It is chilling to think that two airliners were just one minute away from colliding over the Caribbean Thursday.
A Delta Air Lines flight and a Russian-registered passenger jet were flying toward each other north of Puerto Rico when cockpit alarms sounded. The pilot of the Russian plane — a Transaero Boeing 737 — acted swiftly, descending 200 to 300 feet.
The National Transportation Safety Board is investigating. The planes were both at 33,000 feet above open ocean and were "60 seconds apart from occupying the same airspace," said NTSB spokesman Peter Knudson.
Had one pilot not taken evasive action, the planes would have collided or just missed each other. The agency does not know which and is studying the matter.
The aircraft were about 180 miles north of San Juan when the near-collision happened at about 6:30 p.m. The Delta plane was headed from New York's Kennedy International Airport to Port of Spain, Trinidad.

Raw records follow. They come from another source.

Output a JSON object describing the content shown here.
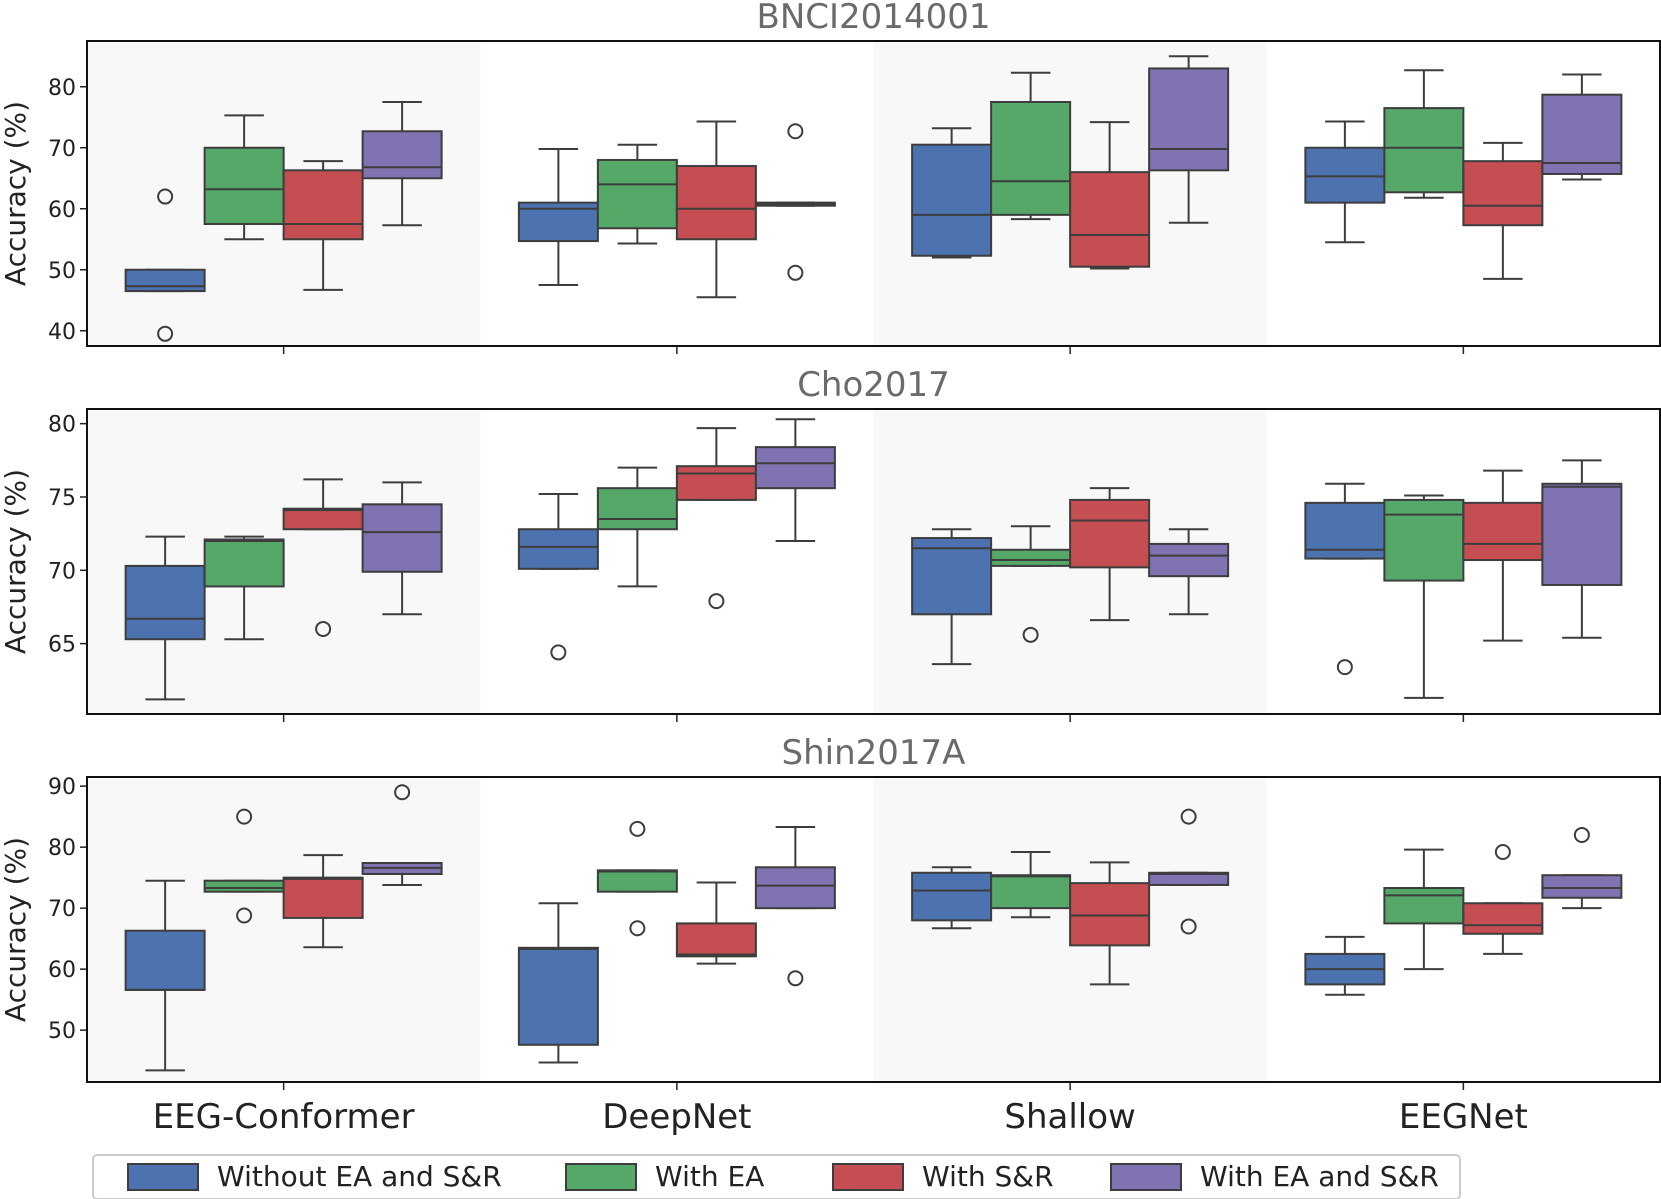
{
  "chart_data": {
    "type": "boxplot",
    "categories": [
      "EEG-Conformer",
      "DeepNet",
      "Shallow",
      "EEGNet"
    ],
    "ylabel": "Accuracy (%)",
    "legend": {
      "placement": "bottom",
      "entries": [
        {
          "name": "Without EA and S&R",
          "color": "#4c72b0"
        },
        {
          "name": "With EA",
          "color": "#55a868"
        },
        {
          "name": "With S&R",
          "color": "#c44e52"
        },
        {
          "name": "With EA and S&R",
          "color": "#8172b2"
        }
      ]
    },
    "panels": [
      {
        "title": "BNCI2014001",
        "ylim": [
          37.5,
          87.5
        ],
        "yticks": [
          40,
          50,
          60,
          70,
          80
        ],
        "boxes": [
          [
            {
              "whislo": 46.5,
              "q1": 46.5,
              "med": 47.3,
              "q3": 50.0,
              "whishi": 50.0,
              "fliers": [
                62.0,
                39.5
              ]
            },
            {
              "whislo": 55.0,
              "q1": 57.5,
              "med": 63.2,
              "q3": 70.0,
              "whishi": 75.3,
              "fliers": []
            },
            {
              "whislo": 46.7,
              "q1": 55.0,
              "med": 57.5,
              "q3": 66.3,
              "whishi": 67.8,
              "fliers": []
            },
            {
              "whislo": 57.3,
              "q1": 65.0,
              "med": 66.8,
              "q3": 72.7,
              "whishi": 77.5,
              "fliers": []
            }
          ],
          [
            {
              "whislo": 47.5,
              "q1": 54.7,
              "med": 60.0,
              "q3": 61.0,
              "whishi": 69.8,
              "fliers": []
            },
            {
              "whislo": 54.3,
              "q1": 56.8,
              "med": 64.0,
              "q3": 68.0,
              "whishi": 70.5,
              "fliers": []
            },
            {
              "whislo": 45.5,
              "q1": 55.0,
              "med": 60.0,
              "q3": 67.0,
              "whishi": 74.3,
              "fliers": []
            },
            {
              "whislo": 60.5,
              "q1": 60.5,
              "med": 60.8,
              "q3": 61.0,
              "whishi": 61.0,
              "fliers": [
                72.7,
                49.5
              ]
            }
          ],
          [
            {
              "whislo": 52.0,
              "q1": 52.3,
              "med": 59.0,
              "q3": 70.5,
              "whishi": 73.2,
              "fliers": []
            },
            {
              "whislo": 58.3,
              "q1": 59.0,
              "med": 64.5,
              "q3": 77.5,
              "whishi": 82.3,
              "fliers": []
            },
            {
              "whislo": 50.2,
              "q1": 50.5,
              "med": 55.7,
              "q3": 66.0,
              "whishi": 74.2,
              "fliers": []
            },
            {
              "whislo": 57.7,
              "q1": 66.3,
              "med": 69.8,
              "q3": 83.0,
              "whishi": 85.0,
              "fliers": []
            }
          ],
          [
            {
              "whislo": 54.5,
              "q1": 61.0,
              "med": 65.3,
              "q3": 70.0,
              "whishi": 74.3,
              "fliers": []
            },
            {
              "whislo": 61.8,
              "q1": 62.7,
              "med": 70.0,
              "q3": 76.5,
              "whishi": 82.7,
              "fliers": []
            },
            {
              "whislo": 48.5,
              "q1": 57.3,
              "med": 60.5,
              "q3": 67.8,
              "whishi": 70.8,
              "fliers": []
            },
            {
              "whislo": 64.8,
              "q1": 65.7,
              "med": 67.5,
              "q3": 78.7,
              "whishi": 82.0,
              "fliers": []
            }
          ]
        ]
      },
      {
        "title": "Cho2017",
        "ylim": [
          60.2,
          81.0
        ],
        "yticks": [
          65,
          70,
          75,
          80
        ],
        "boxes": [
          [
            {
              "whislo": 61.2,
              "q1": 65.3,
              "med": 66.7,
              "q3": 70.3,
              "whishi": 72.3,
              "fliers": []
            },
            {
              "whislo": 65.3,
              "q1": 68.9,
              "med": 72.0,
              "q3": 72.1,
              "whishi": 72.3,
              "fliers": []
            },
            {
              "whislo": 72.8,
              "q1": 72.8,
              "med": 74.1,
              "q3": 74.2,
              "whishi": 76.2,
              "fliers": [
                66.0
              ]
            },
            {
              "whislo": 67.0,
              "q1": 69.9,
              "med": 72.6,
              "q3": 74.5,
              "whishi": 76.0,
              "fliers": []
            }
          ],
          [
            {
              "whislo": 70.1,
              "q1": 70.1,
              "med": 71.6,
              "q3": 72.8,
              "whishi": 75.2,
              "fliers": [
                64.4
              ]
            },
            {
              "whislo": 68.9,
              "q1": 72.8,
              "med": 73.5,
              "q3": 75.6,
              "whishi": 77.0,
              "fliers": []
            },
            {
              "whislo": 74.8,
              "q1": 74.8,
              "med": 76.6,
              "q3": 77.1,
              "whishi": 79.7,
              "fliers": [
                67.9
              ]
            },
            {
              "whislo": 72.0,
              "q1": 75.6,
              "med": 77.3,
              "q3": 78.4,
              "whishi": 80.3,
              "fliers": []
            }
          ],
          [
            {
              "whislo": 63.6,
              "q1": 67.0,
              "med": 71.5,
              "q3": 72.2,
              "whishi": 72.8,
              "fliers": []
            },
            {
              "whislo": 70.3,
              "q1": 70.3,
              "med": 70.7,
              "q3": 71.4,
              "whishi": 73.0,
              "fliers": [
                65.6
              ]
            },
            {
              "whislo": 66.6,
              "q1": 70.2,
              "med": 73.4,
              "q3": 74.8,
              "whishi": 75.6,
              "fliers": []
            },
            {
              "whislo": 67.0,
              "q1": 69.6,
              "med": 71.0,
              "q3": 71.8,
              "whishi": 72.8,
              "fliers": []
            }
          ],
          [
            {
              "whislo": 70.8,
              "q1": 70.8,
              "med": 71.4,
              "q3": 74.6,
              "whishi": 75.9,
              "fliers": [
                63.4
              ]
            },
            {
              "whislo": 61.3,
              "q1": 69.3,
              "med": 73.8,
              "q3": 74.8,
              "whishi": 75.1,
              "fliers": []
            },
            {
              "whislo": 65.2,
              "q1": 70.7,
              "med": 71.8,
              "q3": 74.6,
              "whishi": 76.8,
              "fliers": []
            },
            {
              "whislo": 65.4,
              "q1": 69.0,
              "med": 75.7,
              "q3": 75.9,
              "whishi": 77.5,
              "fliers": []
            }
          ]
        ]
      },
      {
        "title": "Shin2017A",
        "ylim": [
          41.5,
          91.5
        ],
        "yticks": [
          50,
          60,
          70,
          80,
          90
        ],
        "boxes": [
          [
            {
              "whislo": 43.4,
              "q1": 56.6,
              "med": 56.6,
              "q3": 66.3,
              "whishi": 74.5,
              "fliers": []
            },
            {
              "whislo": 72.7,
              "q1": 72.7,
              "med": 73.3,
              "q3": 74.5,
              "whishi": 74.5,
              "fliers": [
                85.0,
                68.8
              ]
            },
            {
              "whislo": 63.6,
              "q1": 68.4,
              "med": 74.8,
              "q3": 75.0,
              "whishi": 78.7,
              "fliers": []
            },
            {
              "whislo": 73.8,
              "q1": 75.6,
              "med": 76.6,
              "q3": 77.4,
              "whishi": 77.4,
              "fliers": [
                89.0
              ]
            }
          ],
          [
            {
              "whislo": 44.7,
              "q1": 47.6,
              "med": 63.3,
              "q3": 63.5,
              "whishi": 70.8,
              "fliers": []
            },
            {
              "whislo": 72.7,
              "q1": 72.7,
              "med": 76.0,
              "q3": 76.2,
              "whishi": 76.2,
              "fliers": [
                83.0,
                66.7
              ]
            },
            {
              "whislo": 60.9,
              "q1": 62.1,
              "med": 62.4,
              "q3": 67.5,
              "whishi": 74.2,
              "fliers": []
            },
            {
              "whislo": 70.0,
              "q1": 70.0,
              "med": 73.7,
              "q3": 76.7,
              "whishi": 83.3,
              "fliers": [
                58.5
              ]
            }
          ],
          [
            {
              "whislo": 66.7,
              "q1": 68.0,
              "med": 72.9,
              "q3": 75.8,
              "whishi": 76.7,
              "fliers": []
            },
            {
              "whislo": 68.5,
              "q1": 70.0,
              "med": 75.2,
              "q3": 75.4,
              "whishi": 79.2,
              "fliers": []
            },
            {
              "whislo": 57.5,
              "q1": 63.9,
              "med": 68.8,
              "q3": 74.1,
              "whishi": 77.5,
              "fliers": []
            },
            {
              "whislo": 73.8,
              "q1": 73.8,
              "med": 75.6,
              "q3": 75.8,
              "whishi": 75.8,
              "fliers": [
                85.0,
                67.0
              ]
            }
          ],
          [
            {
              "whislo": 55.8,
              "q1": 57.5,
              "med": 60.0,
              "q3": 62.5,
              "whishi": 65.3,
              "fliers": []
            },
            {
              "whislo": 60.0,
              "q1": 67.5,
              "med": 72.1,
              "q3": 73.3,
              "whishi": 79.6,
              "fliers": []
            },
            {
              "whislo": 62.5,
              "q1": 65.8,
              "med": 67.2,
              "q3": 70.8,
              "whishi": 70.8,
              "fliers": [
                79.2
              ]
            },
            {
              "whislo": 70.0,
              "q1": 71.7,
              "med": 73.3,
              "q3": 75.4,
              "whishi": 75.4,
              "fliers": [
                82.0
              ]
            }
          ]
        ]
      }
    ]
  }
}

"This was every bit the classic near miss," said Doug Church, a spokesman for the National Air Traffic Controllers Association. Controllers at the Federal Aviation Administration's air traffic control center in San Juan told him the airliners were on intersecting flight paths.
The good news is that the cockpit alarms worked and a pilot reacted in a way that may have saved everyone on both planes. But how do such things happen?
That is for safety investigators to find out and explain to the public.